Valentine’s Day Feels Overrated Now That I’m In A Relationship

In high school, when I was in my first “official” relationship, I took my first Valentine’s Day way too seriously. I distinctly remember spending hours in my parent’s kitchen baking and decorating three different kinds of heart-shaped cookies and I agonized over what to buy as a gift. It was a massive amount of effort spent on an 18-year old dude that I’d never even said “I love you” to. It was also a lot of work for a holiday I’ve never really cared about past the elementary school class valentine exchanges (and even then, it all came down to candy and decorating my card box more than anything else).  

Throughout college, I was single every Valentine’s Day and rather than feeling bitter, I always saw it as an opportunity to buy half price chocolate the next day. While I had my lonely moments like anyone else does when single winters grew long, for the most part I liked being single when I wasn’t stressing myself out over boys that weren’t worth my time. So I didn’t get worked up about being alone on a holiday that I generally think is vastly overrated.

This year, I’m head over heels in love with a man I’m serious about (and the sentiment is mutual). This year is our first Valentine’s Day together, so conventional sentiment says I should be thrilled at the opportunity to celebrate on Feb. 14. Honestly though, it feels like any other day of the year to me. Don’t get me wrong; if Valentine’s Day is your favorite holiday or just one you get excited about, I think that’s great. It just doesn’t do it for me.

I don’t understand why in the world we get all worked up about showing how much we love one another on this specific day. Love shouldn’t just be attached to a holiday. If you truly love someone, shouldn’t you already be showing them how much you care every other day of the year? And since when did a giant stuffed bear or a box of chocolates become synonymous with love? What grown adult needs that crap? I eat enough dessert food on a normal day already. As far as I’m concerned, I really don’t need a designated day for it.

Also, can we talk for a second about the fact that historically, Valentine’s Day was a fertility festival?
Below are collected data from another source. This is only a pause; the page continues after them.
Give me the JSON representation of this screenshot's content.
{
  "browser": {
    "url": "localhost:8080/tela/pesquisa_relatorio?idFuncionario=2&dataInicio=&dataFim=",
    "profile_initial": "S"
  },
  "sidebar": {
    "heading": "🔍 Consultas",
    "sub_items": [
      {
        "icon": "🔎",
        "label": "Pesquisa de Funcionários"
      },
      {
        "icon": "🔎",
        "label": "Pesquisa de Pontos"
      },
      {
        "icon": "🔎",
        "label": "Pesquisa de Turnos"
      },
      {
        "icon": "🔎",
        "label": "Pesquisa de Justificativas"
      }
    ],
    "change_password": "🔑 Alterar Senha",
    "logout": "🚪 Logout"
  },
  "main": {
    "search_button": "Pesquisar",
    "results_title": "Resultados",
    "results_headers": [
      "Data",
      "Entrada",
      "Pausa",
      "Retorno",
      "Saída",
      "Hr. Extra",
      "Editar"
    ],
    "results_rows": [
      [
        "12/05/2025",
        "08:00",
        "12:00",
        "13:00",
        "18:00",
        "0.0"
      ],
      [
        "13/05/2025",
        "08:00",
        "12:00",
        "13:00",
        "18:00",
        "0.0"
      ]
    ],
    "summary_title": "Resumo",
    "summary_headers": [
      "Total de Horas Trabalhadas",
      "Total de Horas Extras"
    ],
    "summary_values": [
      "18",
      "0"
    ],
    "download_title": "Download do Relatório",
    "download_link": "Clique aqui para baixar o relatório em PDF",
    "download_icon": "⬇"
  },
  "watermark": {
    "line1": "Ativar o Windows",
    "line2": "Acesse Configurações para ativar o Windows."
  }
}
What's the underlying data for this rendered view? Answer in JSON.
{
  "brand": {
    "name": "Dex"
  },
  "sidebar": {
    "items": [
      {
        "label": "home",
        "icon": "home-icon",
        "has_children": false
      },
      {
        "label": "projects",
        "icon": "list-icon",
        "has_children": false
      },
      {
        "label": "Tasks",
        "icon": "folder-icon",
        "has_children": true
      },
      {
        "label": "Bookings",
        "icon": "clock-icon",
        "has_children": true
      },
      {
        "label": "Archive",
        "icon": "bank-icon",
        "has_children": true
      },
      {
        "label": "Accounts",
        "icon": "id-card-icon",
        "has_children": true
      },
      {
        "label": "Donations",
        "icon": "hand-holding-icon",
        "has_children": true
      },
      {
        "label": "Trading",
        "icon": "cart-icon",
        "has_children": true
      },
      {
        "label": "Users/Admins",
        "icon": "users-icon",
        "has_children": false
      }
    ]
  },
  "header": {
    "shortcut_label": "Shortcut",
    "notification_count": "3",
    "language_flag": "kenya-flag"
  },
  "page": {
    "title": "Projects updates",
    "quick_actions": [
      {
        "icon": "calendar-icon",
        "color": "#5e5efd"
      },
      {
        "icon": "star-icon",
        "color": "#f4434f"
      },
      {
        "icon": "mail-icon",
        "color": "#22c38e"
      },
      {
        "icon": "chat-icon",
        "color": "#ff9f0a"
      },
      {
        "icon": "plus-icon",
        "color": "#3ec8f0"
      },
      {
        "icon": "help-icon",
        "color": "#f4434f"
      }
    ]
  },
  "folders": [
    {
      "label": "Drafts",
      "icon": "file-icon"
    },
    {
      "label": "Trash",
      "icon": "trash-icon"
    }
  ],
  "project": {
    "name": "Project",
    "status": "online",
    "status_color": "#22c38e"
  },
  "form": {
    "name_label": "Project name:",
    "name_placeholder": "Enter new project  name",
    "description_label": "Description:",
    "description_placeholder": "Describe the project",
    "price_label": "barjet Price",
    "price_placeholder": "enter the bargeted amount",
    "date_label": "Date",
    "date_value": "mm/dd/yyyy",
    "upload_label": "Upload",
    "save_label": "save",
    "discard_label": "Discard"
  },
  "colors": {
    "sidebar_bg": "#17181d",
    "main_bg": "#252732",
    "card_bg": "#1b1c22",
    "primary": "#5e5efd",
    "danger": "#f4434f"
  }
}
Literally, around A.D. 270 people celebrated by sacrificing goats for fertility and arranging relationships between the city’s bachelors and young women, with the hopes of it ending in marriage. I don’t know about you, but nothing about that screams romance to me. During the Middle Ages, it shifted to more of the romantic holiday we know it as today, and moved from Feb. 15 to Feb. 14 since it was the beginning of birds’ mating season.

If the point of Valentine’s Day is showing your love for someone else, then we really don’t need a commercialized day to do so. We should be showing our love every day through the little things that are meaningful to our relationships—whether that’s taking an extra turn at the dishes to daily hugs and kisses.  Figure out your love languages and show you care in a way that will resonate with your partner.  

So maybe I’m a bit jaded, because my boyfriend regularly surprises me with random flowers, and not a day goes by where he isn’t telling or showing me how much he loves me (and vice versa). But neither of us feel the need to buy each other random gifts we don’t really need for a holiday we think is overrated, so we just aren’t going to.

I’ll take any excuse to spend time together and eat good food, so we do have a dinner reservation at my favorite restaurant on Valentine’s Day, but that’s the extent we’ll be celebrating. We don’t need a Hallmark holiday to appreciate one another, so we’re not really going to observe one. Instead, we’ll keep doing what we’re doing—it seems to be working pretty well.